I’m not convinced that ElBaradei is a liberal reformer, since he has Brotherhood backing, but I have made the same point on several shows recently about an ostensibly secular democratic regime possibly coming to power soon in Egypt, only to be followed by an Islamic supremacist Sharia regime.
“Beware the Islamists in the wings: Will liberal reformer Mohamed ElBaradei ultimately play Kerensky to an Islamist strongman when the Muslim Brotherhood seizes power?,” by Tim Rutten in the Los Angeles Times, February 5:
From the American perspective, the transition now underway in Egypt confirms John Kenneth Galbraith’s famous appraisal of politics as a choice between “the disastrous and the unpalatable.”
What the Obama administration must dread is not the prospect of Cairo repeating the disaster that was Tehran in 1979 but St. Petersburg in 1917, when one revolution — its leadership democratic but hopelessly divided — was followed within months by a second, its leaders murderously disciplined and malevolently focused. In other words, will Mohamed ElBaradei or some other liberal reformer ultimately play Kerensky to some as-yet-obscure Islamist strongman when the Muslim Brotherhood seizes power, as the Bolsheviks did from the parliamentary democracy to which the czar handed power when he abdicated?

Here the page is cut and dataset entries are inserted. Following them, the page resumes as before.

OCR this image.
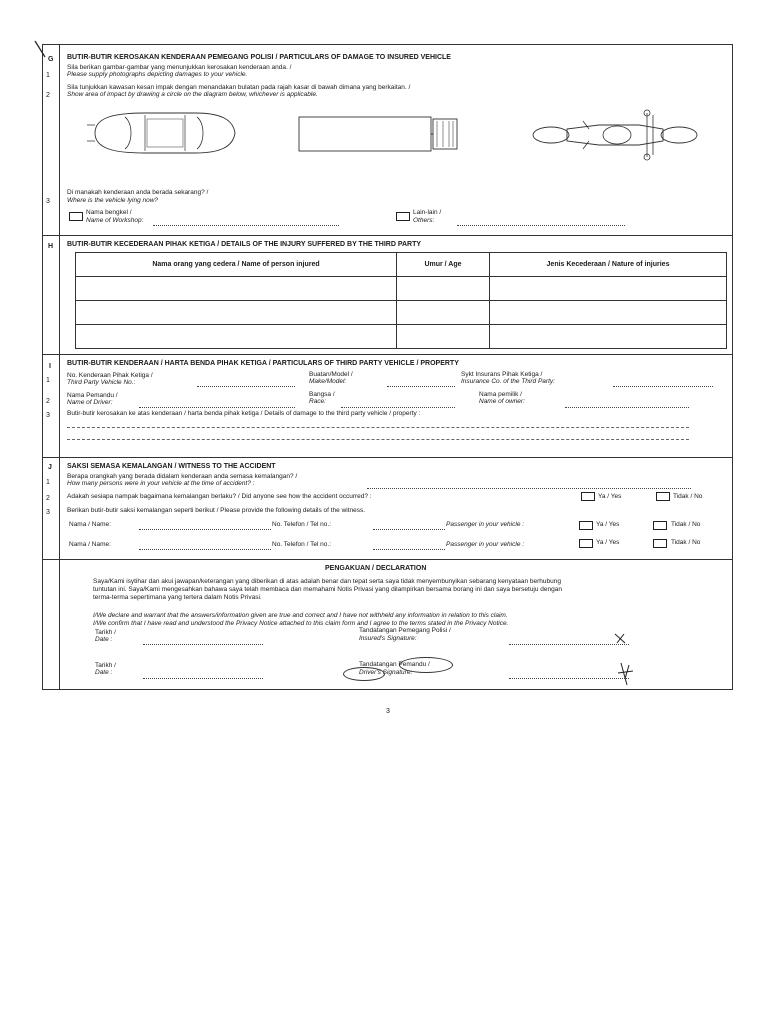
G BUTIR-BUTIR KEROSAKAN KENDERAAN PEMEGANG POLISI / PARTICULARS OF DAMAGE TO INSURED VEHICLE
1
Sila berikan gambar-gambar yang menunjukkan kerosakan kenderaan anda. /
Please supply photographs depicting damages to your vehicle.
2
Sila tunjukkan kawasan kesan impak dengan menandakan bulatan pada rajah kasar di bawah dimana yang berkaitan. /
Show area of impact by drawing a circle on the diagram below, whichever is applicable.
3
Di manakah kenderaan anda berada sekarang? /
Where is the vehicle lying now?
Nama bengkel /
Name of Workshop:
Lain-lain /
Others:
H BUTIR-BUTIR KECEDERAAN PIHAK KETIGA / DETAILS OF THE INJURY SUFFERED BY THE THIRD PARTY
Nama orang yang cedera / Name of person injured	Umur / Age	Jenis Kecederaan / Nature of injuries

I BUTIR-BUTIR KENDERAAN / HARTA BENDA PIHAK KETIGA / PARTICULARS OF THIRD PARTY VEHICLE / PROPERTY
1
No. Kenderaan Pihak Ketiga /
Third Party Vehicle No.:
Buatan/Model /
Make/Model:
Sykt Insurans Pihak Ketiga /
Insurance Co. of the Third Party:
2
Nama Pemandu /
Name of Driver:
Bangsa /
Race:
Nama pemilik /
Name of owner:
3	Butir-butir kerosakan ke atas kenderaan / harta benda pihak ketiga / Details of damage to the third party vehicle / property :
J SAKSI SEMASA KEMALANGAN / WITNESS TO THE ACCIDENT
1
Berapa orangkah yang berada didalam kenderaan anda semasa kemalangan? /
How many persons were in your vehicle at the time of accident? :
2	Adakah sesiapa nampak bagaimana kemalangan berlaku? / Did anyone see how the accident occurred? :	Ya / Yes	Tidak / No
3	Berikan butir-butir saksi kemalangan seperti berikut / Please provide the following details of the witness.
Nama / Name:	No. Telefon / Tel no.:	Passenger in your vehicle :	Ya / Yes	Tidak / No
Nama / Name:	No. Telefon / Tel no.:	Passenger in your vehicle :	Ya / Yes	Tidak / No
PENGAKUAN / DECLARATION
Saya/Kami isytihar dan akui jawapan/keterangan yang diberikan di atas adalah benar dan tepat serta saya tidak menyembunyikan sebarang kenyataan berhubung
tuntutan ini. Saya/Kami mengesahkan bahawa saya telah membaca dan memahami Notis Privasi yang dilampirkan bersama borang ini dan saya bersetuju dengan
terma-terma sepertimana yang tertera dalam Notis Privasi.
I/We declare and warrant that the answers/information given are true and correct and I have not withheld any information in relation to this claim.
I/We confirm that I have read and understood the Privacy Notice attached to this claim form and I agree to the terms stated in the Privacy Notice.
Tarikh /
Date :
Tandatangan Pemegang Polisi /
Insured's Signature:
Tarikh /
Date :
Tandatangan Pemandu /
Driver's Signature:
3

That possibility arises because a democratic or more broadly based Egyptian government inevitably is going to include the Muslim Brotherhood, which was founded in 1928 and is the world’s oldest and largest Islamist organization. History suggests that political liberalization, no matter who wins it, sets off its own revolution of rising expectations. And whoever succeeds Hosni Mubarak will have a hellish time satisfying the needs of a country where more than 30 million people live on $2 a day or less, and where the population includes more unemployed university graduates than any other in the world….
What’s more, the Brotherhood will exploit that poverty, ascribing it to disobedience to Allah and prescribing Sharia as the remedy.